Danot (Amharic: ዳኖት; (Daanood) is one of the woredas in the Somali Region of Ethiopia, named after its major town, Danot. Part of the Werder Zone, Danot is bordered on the south by Werder, on the west by the Korahe Zone, on the northwest by the Degehabur Zone, on the north by Somaliland, on the east by Boh, and on the southeast by Galadi.

== Overview ==
Danot was important locally for its wells, which were used by the nomadic pastoralists with the advent of the dry season. However, the construction of private birkas (underground concrete water tanks) in adjacent woredas, a development which started in the 1950s and later on dramatically increased after the 1970s, offered a solution to the absence of permanent water, and reduced somewhat the importance of these wells. While this encouraged birka owners to further diversify traditional animal husbandry beyond camels and small ruminants into water-dependent cattle, this also increased livestock population in an overpopulated region, putting additional pressure on shrinking resource base.

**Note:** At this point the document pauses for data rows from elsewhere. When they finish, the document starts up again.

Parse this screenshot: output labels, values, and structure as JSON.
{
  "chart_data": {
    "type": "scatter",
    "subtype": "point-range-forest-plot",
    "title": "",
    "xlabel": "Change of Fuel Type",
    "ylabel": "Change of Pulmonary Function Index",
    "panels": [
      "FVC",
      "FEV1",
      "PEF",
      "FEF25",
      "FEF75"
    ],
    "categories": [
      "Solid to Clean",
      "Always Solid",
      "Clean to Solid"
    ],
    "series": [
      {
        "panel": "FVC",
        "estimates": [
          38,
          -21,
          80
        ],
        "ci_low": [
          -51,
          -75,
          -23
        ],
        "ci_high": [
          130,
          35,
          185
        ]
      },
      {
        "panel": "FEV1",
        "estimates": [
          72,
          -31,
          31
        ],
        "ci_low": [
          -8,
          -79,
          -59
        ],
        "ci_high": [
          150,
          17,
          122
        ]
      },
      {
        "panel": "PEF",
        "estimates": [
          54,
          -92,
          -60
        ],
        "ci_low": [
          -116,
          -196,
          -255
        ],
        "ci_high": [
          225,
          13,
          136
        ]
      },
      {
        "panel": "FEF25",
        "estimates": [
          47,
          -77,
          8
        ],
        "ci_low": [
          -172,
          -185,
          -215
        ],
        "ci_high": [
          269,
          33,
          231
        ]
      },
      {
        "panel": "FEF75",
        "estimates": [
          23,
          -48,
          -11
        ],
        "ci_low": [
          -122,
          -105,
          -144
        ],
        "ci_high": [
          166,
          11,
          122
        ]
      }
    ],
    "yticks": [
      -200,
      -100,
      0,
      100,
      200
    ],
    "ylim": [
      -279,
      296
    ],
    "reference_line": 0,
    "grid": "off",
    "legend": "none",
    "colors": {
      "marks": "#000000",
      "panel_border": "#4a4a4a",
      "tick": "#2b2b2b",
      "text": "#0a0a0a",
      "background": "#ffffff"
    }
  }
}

Danot is exclusively inhabited by the Ibrahim (sub-clan) of Ogaden, Reer Sheekh Abbayoonis of Geri Koombe, and Reer Cawl of the Muse Ismail and Reer Caynashe both being sub clans of the Habar Yoonis, which in the bushy grazing area, where there had been numerous conflicts over control of territory. This agreement between the 2 clans made Danot the border between them and that each could construct 16 birkas .

== Demographics ==
Based on the 2007 Census conducted by the Central Statistical Agency of Ethiopia (CSA), this woreda has a total population of 47,236, of whom 26,749 are men and 20,487 women. While 1,153 or 2.44% are urban inhabitants, a further 24,913 or 52.74% are pastoralists. 99.5% of the population said they were Muslim.

The 1997 national census reported a total population for this woreda of 39,951, of whom 22,166 were men and 17,785 were women; 668 or 1.67% of its population were urban dwellers. The largest ethnic group reported in Boh was the Somali 39,940 (99.98%).